Closed ghukill closed 5 years ago
More information on the problem.
Target XML:
<mods:subject>
<mods:geographic>Florida</mods:geographic>
<mods:topic>History</mods:topic>
<mods:temporal>Huguenot colony, 1562-1565</mods:temporal>
<mods:topic>Fiction</mods:topic>
</mods:subject>
Results from CSV harvest to XML, note the comma for `
<mods:subject>
<mods:geographic>Florida</mods:geographic>
<mods:temporal>Huguenot colony, 1562-1565</mods:temporal>
<mods:topic>History,Fiction</mods:topic>
</mods:subject>
Similarly, even for JSON harvests, note the value still in list form:
<mods:subject>
<mods:temporal>Huguenot colony, 1562-1565</mods:temporal>
<mods:geographic>Florida</mods:geographic>
<mods:topic>["History","Fiction"]</mods:topic>
</mods:subject>
What this also plainly reveals, is that while siblings are maintained, order is not for siblings and possibly other elements.
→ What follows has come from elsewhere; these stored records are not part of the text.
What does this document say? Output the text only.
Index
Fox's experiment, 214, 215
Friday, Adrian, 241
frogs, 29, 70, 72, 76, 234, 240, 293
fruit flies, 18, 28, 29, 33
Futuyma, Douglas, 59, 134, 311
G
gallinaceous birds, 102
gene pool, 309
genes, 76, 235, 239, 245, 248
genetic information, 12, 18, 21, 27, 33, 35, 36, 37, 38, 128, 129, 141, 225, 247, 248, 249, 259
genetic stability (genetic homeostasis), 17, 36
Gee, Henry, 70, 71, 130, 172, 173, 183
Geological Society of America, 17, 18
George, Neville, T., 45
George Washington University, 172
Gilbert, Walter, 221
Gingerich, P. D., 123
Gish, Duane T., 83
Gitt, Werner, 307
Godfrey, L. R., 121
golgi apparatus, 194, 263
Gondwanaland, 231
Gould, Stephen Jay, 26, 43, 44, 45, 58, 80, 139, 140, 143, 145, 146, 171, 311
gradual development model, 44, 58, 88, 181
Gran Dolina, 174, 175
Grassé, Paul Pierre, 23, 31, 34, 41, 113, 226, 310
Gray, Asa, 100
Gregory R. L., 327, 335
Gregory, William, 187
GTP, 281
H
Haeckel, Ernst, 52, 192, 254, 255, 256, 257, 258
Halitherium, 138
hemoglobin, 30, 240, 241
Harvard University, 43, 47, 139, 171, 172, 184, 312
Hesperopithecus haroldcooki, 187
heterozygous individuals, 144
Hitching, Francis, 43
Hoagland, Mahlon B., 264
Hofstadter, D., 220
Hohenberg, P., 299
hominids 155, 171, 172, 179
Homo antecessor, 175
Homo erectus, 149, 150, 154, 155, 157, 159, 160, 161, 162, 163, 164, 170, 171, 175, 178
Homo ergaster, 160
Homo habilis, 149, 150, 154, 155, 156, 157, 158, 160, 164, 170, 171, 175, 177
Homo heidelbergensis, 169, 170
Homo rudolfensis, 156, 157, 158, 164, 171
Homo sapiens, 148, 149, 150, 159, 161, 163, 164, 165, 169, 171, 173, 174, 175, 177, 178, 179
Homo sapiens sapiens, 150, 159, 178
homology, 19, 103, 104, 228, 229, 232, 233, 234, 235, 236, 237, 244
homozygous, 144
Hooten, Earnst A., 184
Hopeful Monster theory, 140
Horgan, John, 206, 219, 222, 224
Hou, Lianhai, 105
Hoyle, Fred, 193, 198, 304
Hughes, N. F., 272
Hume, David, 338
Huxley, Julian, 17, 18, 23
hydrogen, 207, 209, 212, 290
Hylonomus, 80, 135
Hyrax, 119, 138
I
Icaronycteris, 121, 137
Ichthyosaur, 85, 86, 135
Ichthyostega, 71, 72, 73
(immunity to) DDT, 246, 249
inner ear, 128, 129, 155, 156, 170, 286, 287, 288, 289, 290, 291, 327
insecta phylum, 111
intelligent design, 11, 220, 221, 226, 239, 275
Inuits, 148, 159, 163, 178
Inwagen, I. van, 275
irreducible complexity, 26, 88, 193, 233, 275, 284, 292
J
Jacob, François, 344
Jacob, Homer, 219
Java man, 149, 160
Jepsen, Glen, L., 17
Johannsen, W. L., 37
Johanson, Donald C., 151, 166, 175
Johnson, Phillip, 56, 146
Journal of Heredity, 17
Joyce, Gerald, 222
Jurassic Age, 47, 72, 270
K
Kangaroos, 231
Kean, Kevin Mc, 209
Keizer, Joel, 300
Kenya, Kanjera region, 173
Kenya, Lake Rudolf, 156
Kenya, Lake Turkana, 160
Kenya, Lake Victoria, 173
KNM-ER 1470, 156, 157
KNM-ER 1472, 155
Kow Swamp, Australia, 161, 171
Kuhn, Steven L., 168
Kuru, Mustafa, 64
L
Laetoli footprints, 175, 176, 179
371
This will either be a limitation on the tabular --> XML harvest, or handled in this newly created issue: https://github.com/WSULib/combine/issues/364
The offending kvp dictionary looks like this, still in tuple form:
'mods|mods(e92b01)___mods|subject(97c301)___mods|topic(cea101)': ('History',
'Fiction'),
But the parsed JSON looks just about as good, in JSON array:
"mods|mods(575801)___mods|subject(97c301)___mods|topic(123301)": [
"History",
"Fiction"
],
In CSV/Excel, the value for mods|mods(575801)___mods|subject(97c301)___mods|topic(123301)
is:
History,Fiction
The heart of the problem is that when CSV or JSON are read in spark, the values are stored as strings:
In [24]: r['mods|mods(575801)___mods|subject(97c301)___mods|topic(123301)']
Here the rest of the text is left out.